At a high level, I feel like these issues are best discussed with the product teams via their support channels. Latency is pretty hard to debug, and I don't think that the problems are specific to GoLang. I think that we should have some good documentation about who to talk to about performance issues in a centralized place. I do think that we ought to close this issue, since there isn't anything actionable from the client team.

@jadekler, we did some research on the Cloud Bigtable side. There's an interesting client-side issue with a subtle interaction between connection pooling, low QPS clients, connection refreshes and retries-with-exponential-backoff.
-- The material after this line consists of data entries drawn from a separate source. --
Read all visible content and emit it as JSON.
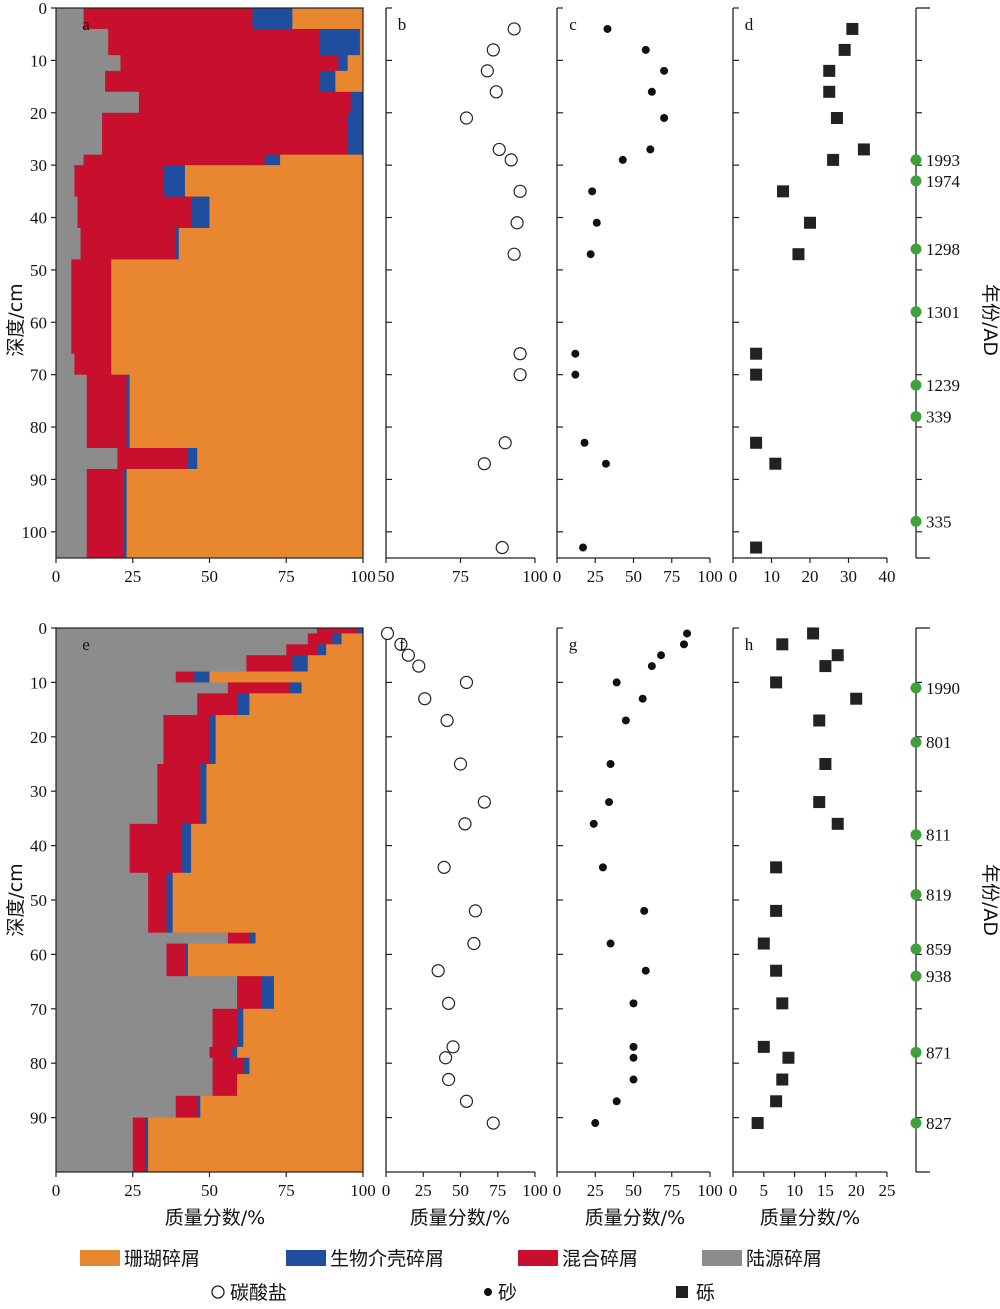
{
  "colors": {
    "coral": "#E8872F",
    "shell": "#1F4E9E",
    "mixed": "#C8102E",
    "terr": "#8C8C8C",
    "age_dot": "#3FA13C",
    "axis": "#222222"
  },
  "texts": {
    "depth_label": "深度/cm",
    "year_label": "年份/AD",
    "x_label": "质量分数/%"
  },
  "legend": [
    {
      "key": "coral",
      "label": "珊瑚碎屑",
      "marker": "rect"
    },
    {
      "key": "shell",
      "label": "生物介壳碎屑",
      "marker": "rect"
    },
    {
      "key": "mixed",
      "label": "混合碎屑",
      "marker": "rect"
    },
    {
      "key": "terr",
      "label": "陆源碎屑",
      "marker": "rect"
    },
    {
      "key": "carbonate",
      "label": "碳酸盐",
      "marker": "circle-open"
    },
    {
      "key": "sand",
      "label": "砂",
      "marker": "dot"
    },
    {
      "key": "gravel",
      "label": "砾",
      "marker": "square"
    }
  ],
  "chart_data": [
    {
      "panel": "a",
      "type": "area",
      "subtype": "stacked-depth-profile",
      "ylim": [
        0,
        105
      ],
      "xlim": [
        0,
        100
      ],
      "yticks": [
        0,
        10,
        20,
        30,
        40,
        50,
        60,
        70,
        80,
        90,
        100
      ],
      "xticks": [
        0,
        25,
        50,
        75,
        100
      ],
      "ylabel": "深度/cm",
      "xlabel": "",
      "series_order": [
        "terr",
        "mixed",
        "shell",
        "coral"
      ],
      "intervals": [
        {
          "top": 0,
          "bottom": 4,
          "terr": 9,
          "mixed": 55,
          "shell": 13,
          "coral": 23
        },
        {
          "top": 4,
          "bottom": 9,
          "terr": 17,
          "mixed": 69,
          "shell": 13,
          "coral": 1
        },
        {
          "top": 9,
          "bottom": 12,
          "terr": 21,
          "mixed": 71,
          "shell": 3,
          "coral": 5
        },
        {
          "top": 12,
          "bottom": 16,
          "terr": 16,
          "mixed": 70,
          "shell": 5,
          "coral": 9
        },
        {
          "top": 16,
          "bottom": 20,
          "terr": 27,
          "mixed": 69,
          "shell": 4,
          "coral": 0
        },
        {
          "top": 20,
          "bottom": 24,
          "terr": 15,
          "mixed": 80,
          "shell": 5,
          "coral": 0
        },
        {
          "top": 24,
          "bottom": 28,
          "terr": 15,
          "mixed": 80,
          "shell": 5,
          "coral": 0
        },
        {
          "top": 28,
          "bottom": 30,
          "terr": 9,
          "mixed": 59,
          "shell": 5,
          "coral": 27
        },
        {
          "top": 30,
          "bottom": 36,
          "terr": 6,
          "mixed": 29,
          "shell": 7,
          "coral": 58
        },
        {
          "top": 36,
          "bottom": 42,
          "terr": 7,
          "mixed": 37,
          "shell": 6,
          "coral": 50
        },
        {
          "top": 42,
          "bottom": 48,
          "terr": 8,
          "mixed": 31,
          "shell": 1,
          "coral": 60
        },
        {
          "top": 48,
          "bottom": 66,
          "terr": 5,
          "mixed": 13,
          "shell": 0,
          "coral": 82
        },
        {
          "top": 66,
          "bottom": 70,
          "terr": 6,
          "mixed": 12,
          "shell": 0,
          "coral": 82
        },
        {
          "top": 70,
          "bottom": 80,
          "terr": 10,
          "mixed": 13,
          "shell": 1,
          "coral": 76
        },
        {
          "top": 80,
          "bottom": 84,
          "terr": 10,
          "mixed": 13,
          "shell": 1,
          "coral": 76
        },
        {
          "top": 84,
          "bottom": 88,
          "terr": 20,
          "mixed": 23,
          "shell": 3,
          "coral": 54
        },
        {
          "top": 88,
          "bottom": 105,
          "terr": 10,
          "mixed": 12,
          "shell": 1,
          "coral": 77
        }
      ]
    },
    {
      "panel": "b",
      "type": "scatter",
      "marker": "circle-open",
      "xlim": [
        50,
        100
      ],
      "xticks": [
        50,
        75,
        100
      ],
      "ylim": [
        0,
        105
      ],
      "x": [
        93,
        86,
        84,
        87,
        77,
        88,
        92,
        95,
        94,
        93,
        95,
        95,
        90,
        83,
        89
      ],
      "y": [
        4,
        8,
        12,
        16,
        21,
        27,
        29,
        35,
        41,
        47,
        66,
        70,
        83,
        87,
        103
      ]
    },
    {
      "panel": "c",
      "type": "scatter",
      "marker": "dot",
      "xlim": [
        0,
        100
      ],
      "xticks": [
        0,
        25,
        50,
        75,
        100
      ],
      "ylim": [
        0,
        105
      ],
      "x": [
        33,
        58,
        70,
        62,
        70,
        61,
        43,
        23,
        26,
        22,
        12,
        12,
        18,
        32,
        17
      ],
      "y": [
        4,
        8,
        12,
        16,
        21,
        27,
        29,
        35,
        41,
        47,
        66,
        70,
        83,
        87,
        103
      ]
    },
    {
      "panel": "d",
      "type": "scatter",
      "marker": "square",
      "xlim": [
        0,
        40
      ],
      "xticks": [
        0,
        10,
        20,
        30,
        40
      ],
      "ylim": [
        0,
        105
      ],
      "x": [
        31,
        29,
        25,
        25,
        27,
        34,
        26,
        13,
        20,
        17,
        6,
        6,
        6,
        11,
        6
      ],
      "y": [
        4,
        8,
        12,
        16,
        21,
        27,
        29,
        35,
        41,
        47,
        66,
        70,
        83,
        87,
        103
      ]
    },
    {
      "panel": "e",
      "type": "area",
      "subtype": "stacked-depth-profile",
      "ylim": [
        0,
        100
      ],
      "xlim": [
        0,
        100
      ],
      "yticks": [
        0,
        10,
        20,
        30,
        40,
        50,
        60,
        70,
        80,
        90
      ],
      "xticks": [
        0,
        25,
        50,
        75,
        100
      ],
      "ylabel": "深度/cm",
      "xlabel": "质量分数/%",
      "series_order": [
        "terr",
        "mixed",
        "shell",
        "coral"
      ],
      "intervals": [
        {
          "top": 0,
          "bottom": 1,
          "terr": 85,
          "mixed": 13,
          "shell": 2,
          "coral": 0
        },
        {
          "top": 1,
          "bottom": 3,
          "terr": 82,
          "mixed": 8,
          "shell": 3,
          "coral": 7
        },
        {
          "top": 3,
          "bottom": 5,
          "terr": 75,
          "mixed": 10,
          "shell": 3,
          "coral": 12
        },
        {
          "top": 5,
          "bottom": 8,
          "terr": 62,
          "mixed": 15,
          "shell": 5,
          "coral": 18
        },
        {
          "top": 8,
          "bottom": 10,
          "terr": 39,
          "mixed": 6,
          "shell": 5,
          "coral": 50
        },
        {
          "top": 10,
          "bottom": 12,
          "terr": 56,
          "mixed": 20,
          "shell": 4,
          "coral": 20
        },
        {
          "top": 12,
          "bottom": 16,
          "terr": 46,
          "mixed": 13,
          "shell": 4,
          "coral": 37
        },
        {
          "top": 16,
          "bottom": 25,
          "terr": 35,
          "mixed": 15,
          "shell": 2,
          "coral": 48
        },
        {
          "top": 25,
          "bottom": 36,
          "terr": 33,
          "mixed": 14,
          "shell": 2,
          "coral": 51
        },
        {
          "top": 36,
          "bottom": 45,
          "terr": 24,
          "mixed": 17,
          "shell": 3,
          "coral": 56
        },
        {
          "top": 45,
          "bottom": 56,
          "terr": 30,
          "mixed": 6,
          "shell": 2,
          "coral": 62
        },
        {
          "top": 56,
          "bottom": 58,
          "terr": 56,
          "mixed": 7,
          "shell": 2,
          "coral": 35
        },
        {
          "top": 58,
          "bottom": 64,
          "terr": 36,
          "mixed": 6,
          "shell": 1,
          "coral": 57
        },
        {
          "top": 64,
          "bottom": 70,
          "terr": 59,
          "mixed": 8,
          "shell": 4,
          "coral": 29
        },
        {
          "top": 70,
          "bottom": 77,
          "terr": 51,
          "mixed": 8,
          "shell": 2,
          "coral": 39
        },
        {
          "top": 77,
          "bottom": 79,
          "terr": 50,
          "mixed": 7,
          "shell": 2,
          "coral": 41
        },
        {
          "top": 79,
          "bottom": 82,
          "terr": 51,
          "mixed": 10,
          "shell": 2,
          "coral": 37
        },
        {
          "top": 82,
          "bottom": 86,
          "terr": 51,
          "mixed": 8,
          "shell": 0,
          "coral": 41
        },
        {
          "top": 86,
          "bottom": 90,
          "terr": 39,
          "mixed": 7,
          "shell": 1,
          "coral": 53
        },
        {
          "top": 90,
          "bottom": 100,
          "terr": 25,
          "mixed": 4,
          "shell": 1,
          "coral": 70
        }
      ]
    },
    {
      "panel": "f",
      "type": "scatter",
      "marker": "circle-open",
      "xlim": [
        0,
        100
      ],
      "xticks": [
        0,
        25,
        50,
        75,
        100
      ],
      "ylim": [
        0,
        100
      ],
      "xlabel": "质量分数/%",
      "x": [
        1,
        10,
        15,
        22,
        54,
        26,
        41,
        50,
        66,
        53,
        39,
        60,
        59,
        35,
        42,
        45,
        40,
        42,
        54,
        72
      ],
      "y": [
        1,
        3,
        5,
        7,
        10,
        13,
        17,
        25,
        32,
        36,
        44,
        52,
        58,
        63,
        69,
        77,
        79,
        83,
        87,
        91
      ]
    },
    {
      "panel": "g",
      "type": "scatter",
      "marker": "dot",
      "xlim": [
        0,
        100
      ],
      "xticks": [
        0,
        25,
        50,
        75,
        100
      ],
      "ylim": [
        0,
        100
      ],
      "xlabel": "质量分数/%",
      "x": [
        85,
        83,
        68,
        62,
        39,
        56,
        45,
        35,
        34,
        24,
        30,
        57,
        35,
        58,
        50,
        50,
        50,
        50,
        39,
        25
      ],
      "y": [
        1,
        3,
        5,
        7,
        10,
        13,
        17,
        25,
        32,
        36,
        44,
        52,
        58,
        63,
        69,
        77,
        79,
        83,
        87,
        91
      ]
    },
    {
      "panel": "h",
      "type": "scatter",
      "marker": "square",
      "xlim": [
        0,
        25
      ],
      "xticks": [
        0,
        5,
        10,
        15,
        20,
        25
      ],
      "ylim": [
        0,
        100
      ],
      "xlabel": "质量分数/%",
      "x": [
        13,
        8,
        17,
        15,
        7,
        20,
        14,
        15,
        14,
        17,
        7,
        7,
        5,
        7,
        8,
        5,
        9,
        8,
        7,
        4
      ],
      "y": [
        1,
        3,
        5,
        7,
        10,
        13,
        17,
        25,
        32,
        36,
        44,
        52,
        58,
        63,
        69,
        77,
        79,
        83,
        87,
        91
      ]
    }
  ],
  "age_columns": [
    {
      "panel": "top",
      "ylim": [
        0,
        105
      ],
      "ylabel": "年份/AD",
      "dates": [
        {
          "depth": 29,
          "label": "1993"
        },
        {
          "depth": 33,
          "label": "1974"
        },
        {
          "depth": 46,
          "label": "1298"
        },
        {
          "depth": 58,
          "label": "1301"
        },
        {
          "depth": 72,
          "label": "1239"
        },
        {
          "depth": 78,
          "label": "339"
        },
        {
          "depth": 98,
          "label": "335"
        }
      ]
    },
    {
      "panel": "bottom",
      "ylim": [
        0,
        100
      ],
      "ylabel": "年份/AD",
      "dates": [
        {
          "depth": 11,
          "label": "1990"
        },
        {
          "depth": 21,
          "label": "801"
        },
        {
          "depth": 38,
          "label": "811"
        },
        {
          "depth": 49,
          "label": "819"
        },
        {
          "depth": 59,
          "label": "859"
        },
        {
          "depth": 64,
          "label": "938"
        },
        {
          "depth": 78,
          "label": "871"
        },
        {
          "depth": 91,
          "label": "827"
        }
      ]
    }
  ]
}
That issue ought to be discussed off line, and in the context of performance testing and fixes.

sduskis on 6 Dec 2018

I suspect this issue is another manifestation of https://github.com/golang/go/issues/27208, which we discovered in https://github.com/googleapis/google-cloud-go/issues/1211. In short, it's an http/2 bug, which has since been fixed and will arrive in Go 1.11.3.

I'm going to close this. If the problem appears again with Go 1.11.3, feel free to re-open.